A web site called "the hull truth" can help you with you boating questions. There was just a long post on there about when to and not to set off the EPIRB.(y)
 
I dont think an amplifier would be the best route,it would help increase your range with other boaters but without a pre amp you would would not hear them.

Remember, most VHF amps include a pre-amp. I don't think an amp is the best/only route, but I do think it is an additional tool that could be helpful, even if you can't hear the other stations. Your EPIRB doesn't RX anything - it's just a beacon. So it's not useful because it can't hear? Even if your VHF can't hear another station because it's able to talk farther distances than other stations, that doesn't prevent THEM from hearing you calling distress with your GPS coordinates. Also don't forget that the VHF also can send the DSC/MMSID info when activated, which is a data mode that includes the GPS coordinates. That can also be used without any reception on your part to help the Coast Guard locate you, just like a beacon. If you're going to go places on the ocean that can put your life in jeopardy, having every tool available isn't really that bad of an idea.
 
Personally, I think you need a better, bigger boat. I don't go offshore in a single engine boat, unless it is a trawler with a get home engine. My life is just too valuable. Remember, offshore, one word is key to survival...REDUNDANCY!
Throw on a transom mounted kicker, with a separate fuel system,at the very least.:whistle:

For comms, get your ticket and install a ssb unit.
 
I think the Amp he linked to has a pre amp built in.
I think it will take a combination of up grades in Antenna AND power....and then it is still not a "for sure" thing.
If you are really concerned the Sat Phone is about as "sure" as you can get.

73
Jeff
 
Thanks for the info, I am going to try to answer the questions that have been asked in the previous posts. I am sure I will forget a few, but lets see...

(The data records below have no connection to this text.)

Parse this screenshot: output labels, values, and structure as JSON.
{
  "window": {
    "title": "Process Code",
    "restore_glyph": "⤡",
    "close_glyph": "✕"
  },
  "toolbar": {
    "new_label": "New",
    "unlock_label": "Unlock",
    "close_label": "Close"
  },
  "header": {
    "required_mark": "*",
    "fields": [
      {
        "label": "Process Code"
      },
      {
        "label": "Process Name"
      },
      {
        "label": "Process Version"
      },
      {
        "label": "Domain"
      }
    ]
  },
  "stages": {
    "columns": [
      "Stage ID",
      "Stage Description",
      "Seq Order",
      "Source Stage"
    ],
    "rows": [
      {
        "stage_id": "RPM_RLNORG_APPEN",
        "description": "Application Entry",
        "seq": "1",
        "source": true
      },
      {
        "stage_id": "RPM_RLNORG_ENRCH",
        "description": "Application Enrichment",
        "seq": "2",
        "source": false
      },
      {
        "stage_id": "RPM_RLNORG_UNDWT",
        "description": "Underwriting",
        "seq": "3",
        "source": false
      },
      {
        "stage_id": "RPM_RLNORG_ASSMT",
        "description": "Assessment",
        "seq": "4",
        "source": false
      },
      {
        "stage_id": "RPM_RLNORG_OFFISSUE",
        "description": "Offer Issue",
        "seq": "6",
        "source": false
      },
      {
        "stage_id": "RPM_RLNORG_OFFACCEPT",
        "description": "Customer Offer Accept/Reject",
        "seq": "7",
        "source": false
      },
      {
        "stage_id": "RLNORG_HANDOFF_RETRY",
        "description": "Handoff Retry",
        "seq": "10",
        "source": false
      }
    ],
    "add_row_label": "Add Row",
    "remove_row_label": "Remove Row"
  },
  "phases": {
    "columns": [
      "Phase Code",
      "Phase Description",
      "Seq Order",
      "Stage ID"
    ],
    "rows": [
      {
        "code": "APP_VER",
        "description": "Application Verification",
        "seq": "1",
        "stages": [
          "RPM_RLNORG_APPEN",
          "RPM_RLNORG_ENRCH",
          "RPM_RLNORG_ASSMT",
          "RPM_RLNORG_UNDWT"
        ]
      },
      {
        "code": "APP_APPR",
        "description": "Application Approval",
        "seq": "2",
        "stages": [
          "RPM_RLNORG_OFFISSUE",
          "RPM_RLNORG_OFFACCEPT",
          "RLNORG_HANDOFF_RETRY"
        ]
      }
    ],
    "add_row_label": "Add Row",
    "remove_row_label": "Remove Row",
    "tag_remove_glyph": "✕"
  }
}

This is a center console, fiberglass boat. It has an aluminum T-Top.
The Antenna is a Shakespeare Galaxy 5225-XT. Here is a link:
Shakespeare Marine Antennas Specifications: Galaxy 5225-XT VHF Marine Band

The cable is RG-8/X, it is only as long as it needs to be, perhaps 6 feet. However, I also have it going through a Shakespeare Style 4357-S splitter that allows the antenna to be used for the AM/FM radio as well. Here is the link for that:
Shakespeare Marine Antennas Specifications: Shakespeare 4357-S AM-FM

The connections are crimped on PL259 that I covered with silicone dielectric grease before plugging them in. I mean I put the grease all over the female jack on the radio and then connected the 259 from the cable. There is no corrosion.

I have have tested this setup on land (i know, i know) with the boat in my yard and me in my car with my vhf handheld. I can receive the signal from from at least 3 miles away as the crow flies. This is with pine trees and houses in between.

Hopefully this info is helpful. Like I said, my goal is to get the most range and reliable communication.

Thanks Again!
 
Another thought, folks here have mentioned the higher quality cable like the LM240, but all these antennas have the cables already connected at the antenna end. Are there better antennas for boats that have just a female PL-259 connection on it instead? Otherwise how would you retrofit?